In the end, some sort of ceremony seemed in order--medals given, bouquets strewn, a curtain call or two.
But the 15th and final debate between the candidates for Los Angeles County district attorney ended rather unceremoniously Thursday, with KCET-TV Channel 28 moderator Val Zavala calling a halt just as things between Dist. Atty. Gil Garcetti and challenger Steve Cooley were starting to get hot.
"I'm terribly sorry to have to bring this to an end," she said, stamping a period on a six-month rhetorical marathon.
The final, 30-minute debate, broadcast live on KCET's "Life and Times Tonight" program, offered little in the way of new positions, with the candidates mostly repeating charges and countercharges they have hurled at each other throughout the campaign.
Even when presented with new questions, such as one from a viewer who wanted to know whether they would support a law permitting concealed weapons, the two tended to fall back on rehearsed statements. Zavala had to prod Garcetti to finally answer the question. (He said he "absolutely" wouldn't support permits for concealed weapons.)
"Well, I'm glad you pointed out that he didn't bother to answer the question," Cooley said when Zavala turned to him with the same question. He then launched into his stock answer on gun control, also never answering the question. (Asked after the debate, he said he didn't think it would be "a good idea" to allow concealed weapons in California.)
Cooley also reached new rhetorical heights in his denunciations of Garcetti, whom he called, at one point, "a celebrity D.A. who takes care of his rich contributors."
"This is why it's so scary to think of Steve Cooley as being D.A.," Garcetti replied, returning to one of his campaign themes: that Cooley is too reckless to be trusted with the job.
Sitting a few feet from each other across a table, the two traded jabs over child support enforcement, the Los Angeles Unified School District's troubled Belmont Learning Complex site, the Rampart police scandal and Garcetti's trademark crime prevention programs.
Asked by a viewer whether he planned to scrap the crime prevention programs, which Garcetti considers his greatest accomplishment, Cooley said he intended to audit them and determine how effective they are.
"The ones that are working, great, we're going to keep those--maybe expand them, maybe improve them," he said. "Those that were designed to provide public relations opportunities or press conferences to aggrandize the current D.A.--those might have to go."
In response, Garcetti said: "Again, I want people to get to know Steve Cooley the way we know him." He then charged that Cooley would scrap or gut two of Garcetti's most prized programs: one that attempts to teach tolerance to hate-crime offenders, and one that uses prosecutors to keep children in school.
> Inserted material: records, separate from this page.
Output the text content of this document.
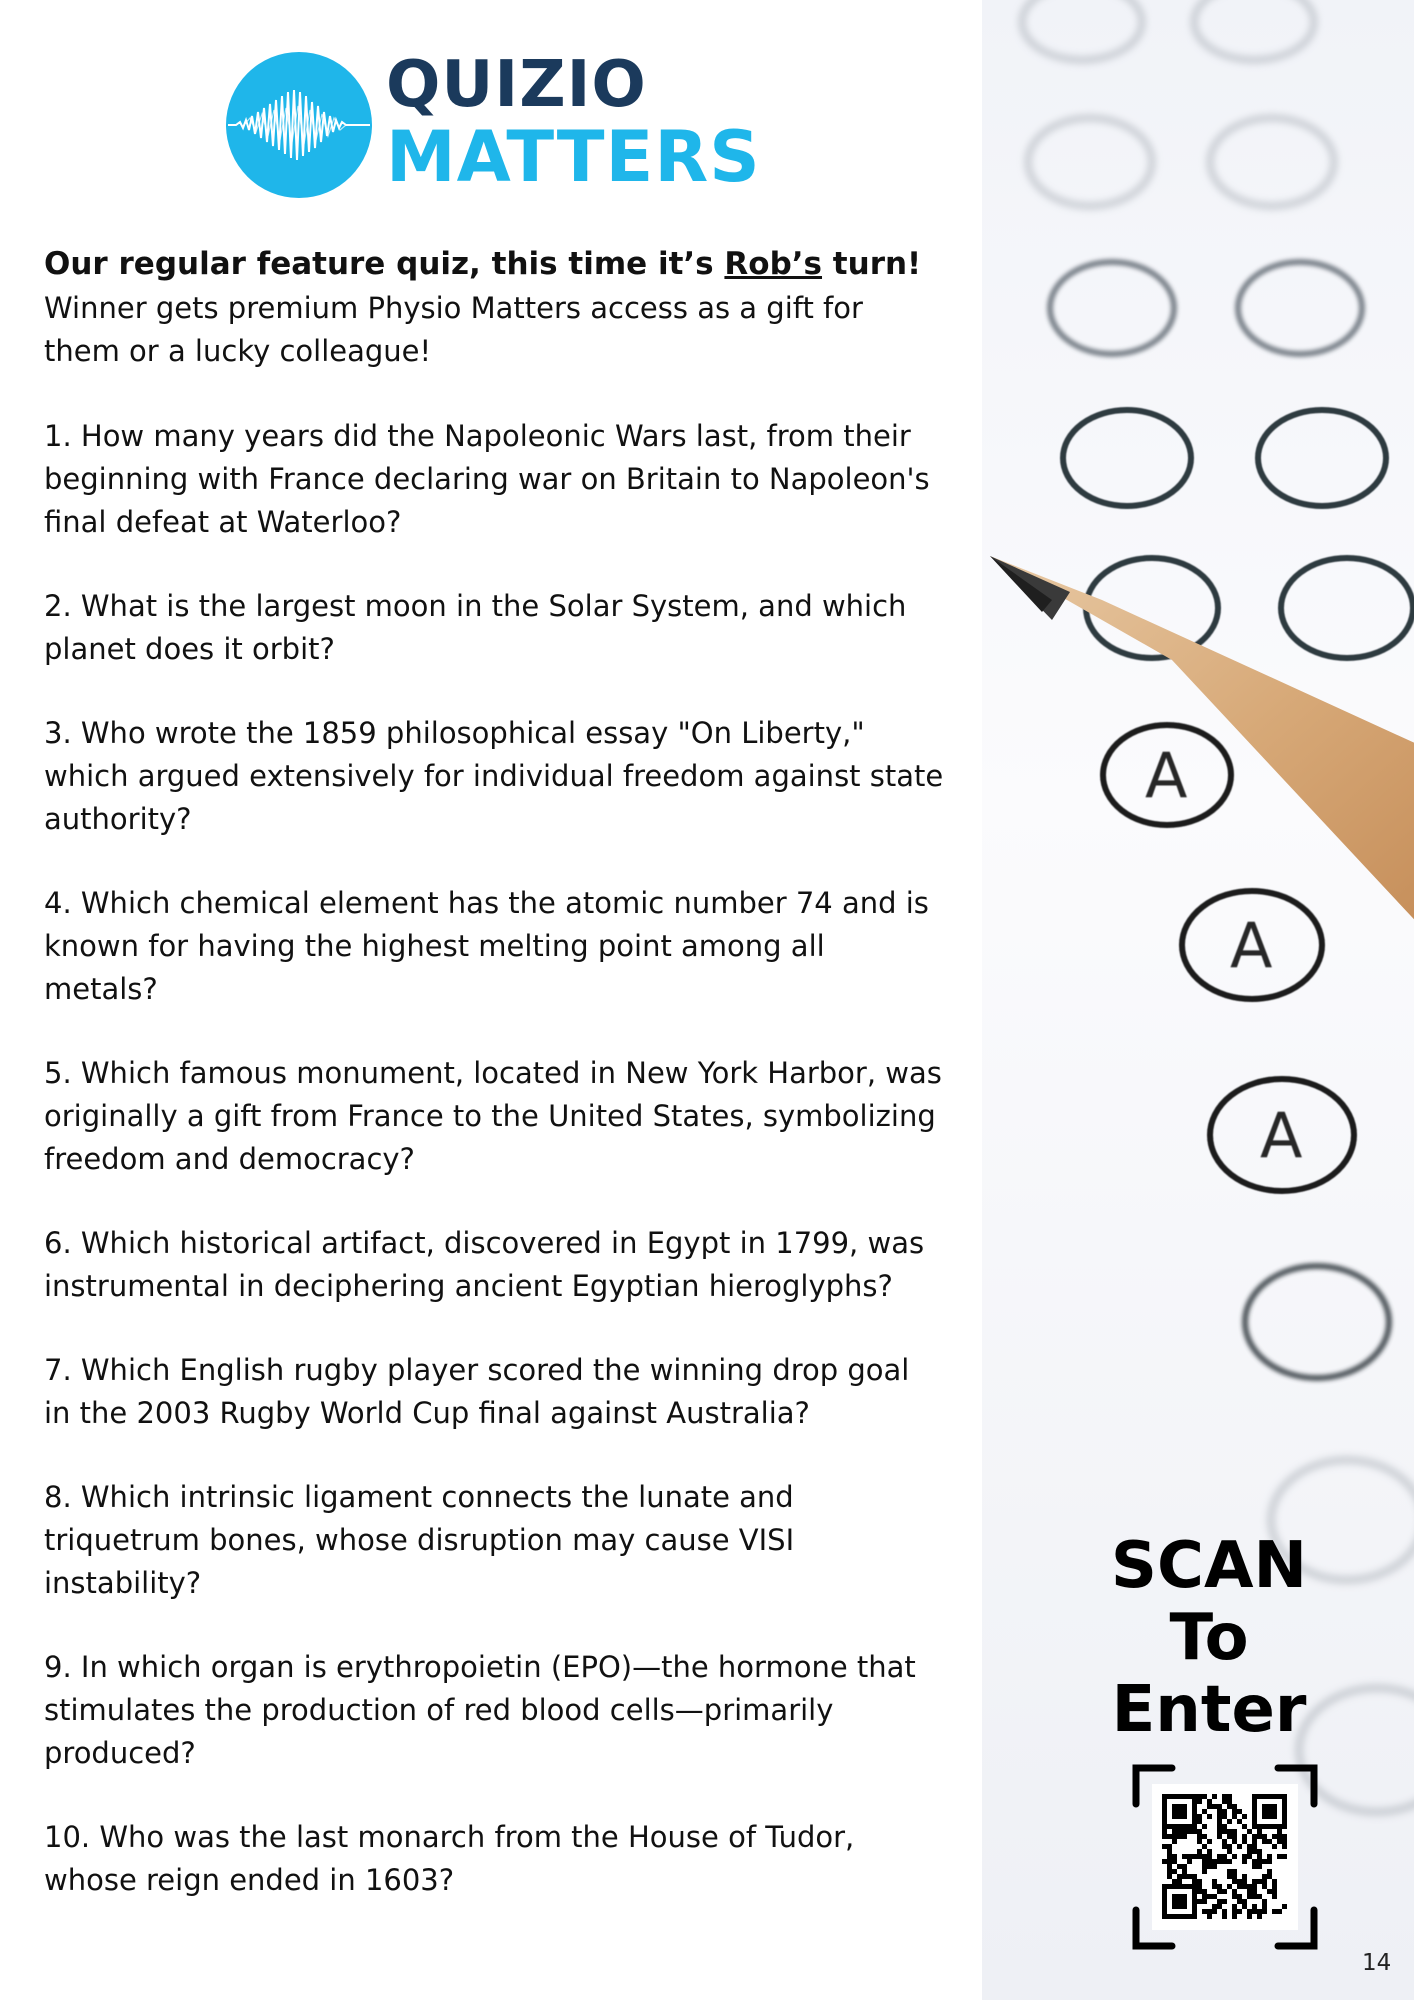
QUIZIO
MATTERS
Our regular feature quiz, this time it’s Rob’s turn!
Winner gets premium Physio Matters access as a gift for them or a lucky colleague!
1. How many years did the Napoleonic Wars last, from their beginning with France declaring war on Britain to Napoleon's final defeat at Waterloo?
2. What is the largest moon in the Solar System, and which planet does it orbit?
3. Who wrote the 1859 philosophical essay "On Liberty," which argued extensively for individual freedom against state authority?
4. Which chemical element has the atomic number 74 and is known for having the highest melting point among all metals?
5. Which famous monument, located in New York Harbor, was originally a gift from France to the United States, symbolizing freedom and democracy?
6. Which historical artifact, discovered in Egypt in 1799, was instrumental in deciphering ancient Egyptian hieroglyphs?
7. Which English rugby player scored the winning drop goal in the 2003 Rugby World Cup final against Australia?
8. Which intrinsic ligament connects the lunate and triquetrum bones, whose disruption may cause VISI instability?
9. In which organ is erythropoietin (EPO)—the hormone that stimulates the production of red blood cells—primarily produced?
10. Who was the last monarch from the House of Tudor, whose reign ended in 1603?
A
A
A
SCAN
To
Enter
14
Cooley, a top deputy district attorney, placed first in the March primary election, earning a runoff with Garcetti, the two-term incumbent who placed second in the three-way race. Cooley has led in three preelection polls, but none has been conducted since July.
Garcetti was endorsed Thursday by the League of Women Prosecutors, representing men and women in the offices of the district attorney, the city attorney and the state attorney general.
Times staff writer Sarah Hale contributed to this story.